Python decision tree classification of complex obj

2019-08-26 00:29发布

I have a collection of clothing / accessory products (represented by a Python object) with various attributes. These products are generated by a combination of querying an external API and scraping the merchant websites to obtain various attributes.

My goal is to develop a classifier that uses these attributes to correctly categorise the products (i.e. into categories such as trousers, t-shirts, dresses etc.).

I have both a training and a test data set which are a subset of the entire data set selected uniformly at random which have been manually categorised.

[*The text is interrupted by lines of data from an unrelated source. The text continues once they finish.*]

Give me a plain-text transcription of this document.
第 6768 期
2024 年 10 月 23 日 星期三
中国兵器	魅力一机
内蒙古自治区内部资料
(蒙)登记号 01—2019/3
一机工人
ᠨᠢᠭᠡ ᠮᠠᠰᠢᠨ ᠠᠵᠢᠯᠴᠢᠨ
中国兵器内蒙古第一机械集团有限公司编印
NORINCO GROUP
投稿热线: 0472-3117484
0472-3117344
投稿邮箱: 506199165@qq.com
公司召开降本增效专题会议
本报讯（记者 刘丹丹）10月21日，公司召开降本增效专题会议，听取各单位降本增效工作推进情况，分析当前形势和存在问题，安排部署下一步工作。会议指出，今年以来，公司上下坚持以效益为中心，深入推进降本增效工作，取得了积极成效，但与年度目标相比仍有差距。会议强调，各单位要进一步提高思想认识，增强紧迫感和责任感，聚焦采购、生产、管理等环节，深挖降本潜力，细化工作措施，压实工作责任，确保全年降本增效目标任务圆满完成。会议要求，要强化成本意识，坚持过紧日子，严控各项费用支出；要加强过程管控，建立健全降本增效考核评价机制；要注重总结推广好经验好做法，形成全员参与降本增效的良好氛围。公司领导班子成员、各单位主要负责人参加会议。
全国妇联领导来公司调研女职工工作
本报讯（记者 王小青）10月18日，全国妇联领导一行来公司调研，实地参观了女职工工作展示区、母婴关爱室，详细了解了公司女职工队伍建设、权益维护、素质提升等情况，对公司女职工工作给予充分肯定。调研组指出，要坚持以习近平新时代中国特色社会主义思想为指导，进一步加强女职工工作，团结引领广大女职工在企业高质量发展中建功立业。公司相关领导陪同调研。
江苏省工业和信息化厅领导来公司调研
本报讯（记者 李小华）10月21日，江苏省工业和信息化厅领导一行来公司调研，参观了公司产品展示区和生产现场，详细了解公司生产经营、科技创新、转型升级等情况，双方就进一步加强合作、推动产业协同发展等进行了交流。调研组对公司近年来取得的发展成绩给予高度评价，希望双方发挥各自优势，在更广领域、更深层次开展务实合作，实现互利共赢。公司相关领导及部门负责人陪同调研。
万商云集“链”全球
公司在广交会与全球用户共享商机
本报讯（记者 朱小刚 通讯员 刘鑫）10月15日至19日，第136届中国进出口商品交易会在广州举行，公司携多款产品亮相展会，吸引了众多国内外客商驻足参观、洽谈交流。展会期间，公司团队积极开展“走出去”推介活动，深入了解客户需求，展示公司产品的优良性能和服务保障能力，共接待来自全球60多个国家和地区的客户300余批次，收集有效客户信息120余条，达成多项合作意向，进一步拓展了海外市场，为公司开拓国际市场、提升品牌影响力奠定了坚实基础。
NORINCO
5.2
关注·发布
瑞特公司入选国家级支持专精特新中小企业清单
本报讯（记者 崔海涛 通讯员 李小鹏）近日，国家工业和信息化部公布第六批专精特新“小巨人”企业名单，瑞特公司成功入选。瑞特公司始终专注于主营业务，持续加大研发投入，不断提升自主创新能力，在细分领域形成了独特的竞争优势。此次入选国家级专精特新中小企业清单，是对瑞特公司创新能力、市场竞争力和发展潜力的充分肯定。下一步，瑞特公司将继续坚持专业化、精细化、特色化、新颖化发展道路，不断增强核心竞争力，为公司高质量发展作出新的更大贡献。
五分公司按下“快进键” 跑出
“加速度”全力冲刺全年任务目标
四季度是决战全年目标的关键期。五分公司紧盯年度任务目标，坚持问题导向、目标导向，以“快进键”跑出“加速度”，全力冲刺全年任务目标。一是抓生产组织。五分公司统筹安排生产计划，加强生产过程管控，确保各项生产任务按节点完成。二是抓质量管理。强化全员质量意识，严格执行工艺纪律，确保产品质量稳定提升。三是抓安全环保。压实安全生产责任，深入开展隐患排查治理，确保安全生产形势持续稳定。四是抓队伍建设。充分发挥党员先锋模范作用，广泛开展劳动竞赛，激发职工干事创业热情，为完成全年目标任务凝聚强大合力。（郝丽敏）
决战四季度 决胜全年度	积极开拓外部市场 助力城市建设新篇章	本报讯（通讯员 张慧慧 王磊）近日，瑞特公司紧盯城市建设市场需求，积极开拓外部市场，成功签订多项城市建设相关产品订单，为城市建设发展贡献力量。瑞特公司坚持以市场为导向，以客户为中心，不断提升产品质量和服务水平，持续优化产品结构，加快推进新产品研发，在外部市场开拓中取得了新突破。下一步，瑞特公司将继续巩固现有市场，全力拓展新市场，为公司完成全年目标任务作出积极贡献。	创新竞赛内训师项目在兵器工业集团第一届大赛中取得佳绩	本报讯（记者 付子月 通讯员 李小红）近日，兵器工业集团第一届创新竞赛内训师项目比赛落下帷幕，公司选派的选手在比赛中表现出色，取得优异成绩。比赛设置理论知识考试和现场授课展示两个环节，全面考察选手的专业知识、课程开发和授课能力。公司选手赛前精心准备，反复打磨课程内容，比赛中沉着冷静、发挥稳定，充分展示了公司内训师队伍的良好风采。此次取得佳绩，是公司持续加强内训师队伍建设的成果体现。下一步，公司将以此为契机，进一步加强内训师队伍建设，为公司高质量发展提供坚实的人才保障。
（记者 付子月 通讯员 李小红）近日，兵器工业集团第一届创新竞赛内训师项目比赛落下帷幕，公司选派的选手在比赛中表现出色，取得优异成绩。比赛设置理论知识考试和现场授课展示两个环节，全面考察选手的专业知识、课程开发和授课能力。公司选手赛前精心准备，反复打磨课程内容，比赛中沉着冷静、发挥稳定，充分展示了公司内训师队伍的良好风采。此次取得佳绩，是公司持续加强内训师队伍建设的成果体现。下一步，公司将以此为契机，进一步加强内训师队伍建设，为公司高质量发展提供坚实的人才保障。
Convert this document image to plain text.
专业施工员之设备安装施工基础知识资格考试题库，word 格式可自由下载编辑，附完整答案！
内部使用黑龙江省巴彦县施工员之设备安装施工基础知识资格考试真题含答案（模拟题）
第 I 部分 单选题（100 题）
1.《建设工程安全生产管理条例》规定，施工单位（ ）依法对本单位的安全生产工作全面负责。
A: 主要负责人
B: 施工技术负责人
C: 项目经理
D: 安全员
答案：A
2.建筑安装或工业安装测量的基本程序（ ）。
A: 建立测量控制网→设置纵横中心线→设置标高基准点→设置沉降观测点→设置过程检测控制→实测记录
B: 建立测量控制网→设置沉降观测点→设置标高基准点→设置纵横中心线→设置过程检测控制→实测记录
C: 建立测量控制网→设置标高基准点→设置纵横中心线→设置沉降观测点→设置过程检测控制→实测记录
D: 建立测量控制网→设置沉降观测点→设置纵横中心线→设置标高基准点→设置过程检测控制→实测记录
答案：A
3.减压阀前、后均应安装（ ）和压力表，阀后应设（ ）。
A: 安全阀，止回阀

I spoke to an ex-university colleague of mine who specialises in machine learning and he suggested using a decision tree. However, the decision tree libraries in Python appear to be very numerically focused (rather than focused on classifying data based on textual attributes).

I am aware of libraries like Scikit Learn but from my brief analysis it appears that they generally involve simpler logic for the rules than I require.

Any suggestions on approach, library, code structure etc would be greatly appreciated. However, the main focus of this question is which Python machine learning library (if any) would be most appropriate for this task.

The product attributes include the following:

  • name (str)
  • description (str)
  • available_sizes ([str, str...])
  • available_colours ([str, str...])
  • price (float)
  • url (str)
  • category_name (str)
  • images ([str, str...] - urls)

An example of a product:

{   'category': u"Men's Accessories",
    'colours': [u'White'],
    'description': u'Keep your formal style looking classic with this white short sleeve Oxford shirt with roll up sleeve detailing.',
    'ean': u'',
    'gender': u'M',
    'images': [   u'http://media.topman.com/wcsstore/TopMan/images/catalog/83D21DWHT_large.jpg',
                  u'http://media.topman.com/wcsstore/TopMan/images/catalog/83D21DWHT_2_large.jpg',
                  u'http://media.topman.com/wcsstore/TopMan/images/catalog/83D21DWHT_3_large.jpg',
                  u'http://media.topman.com/wcsstore/TopMan/images/catalog/83D21DWHT_4_large.jpg'],
    'last_scraped': datetime.datetime(2014, 11, 1, 7, 13, 28, 943000),
    'merchant_id': 2479L,
    'merchant_uri': u'http://www.topman.com/en/tmuk/product/white-oxford-short-sleeve-shirt-157702?geoip=noredirect',
    'name': u'White Oxford Short Sleeve Shirt',
    'price': 26.0,
    'sizes': [u'XXS', u'XS', u'S', u'M', u'L', u'XL', u'XXL']}

1条回答
Fickle 薄情
2楼-- · 2019-08-26 01:02

You can use scikit-learn, but you need to preprocess your data. Other implementations of decision trees can deal with categorical data directly, that will not solve your problems however. You still need to preprocess the data.

First, I would leave out the images, as using them is somewhat complex. For all the other variables, you need to encode them in a way that is sensible for machine learning. For example the available sizes could be encoded as a 0 or 1 depending on whether a given size is available. The colors could be encoded as a categorical if they come from a fixed set of strings. If this is a free text field, using a categorical might not be great (for example people might be using gray and grey, which would be two completely unrelated values, or have typos, etc.)

The descriptions and names are probably unique to each product, so using categorical variables there doesn't make sense, as each one will only be seen once. For these it would probably be best to encode them using a bag of word approach.

You can find a tutorial on text classification in the tutorials section of the scikit-learn documentation. You might want to have a look a the other tutorials, too.

Finally, I would suggest starting with a linear classifier, like Naive Bayes or LinearSVC. Single trees are mostly useful if you want to extract the actual rules, and are rarely used in text processing afaik (there are often tens or hundreds of thousands of features / word, so extracting meaningful rules is hard). If you want to use a tree-based method, using an ensemble like a random forest or gradient boosting will most likely yield better results.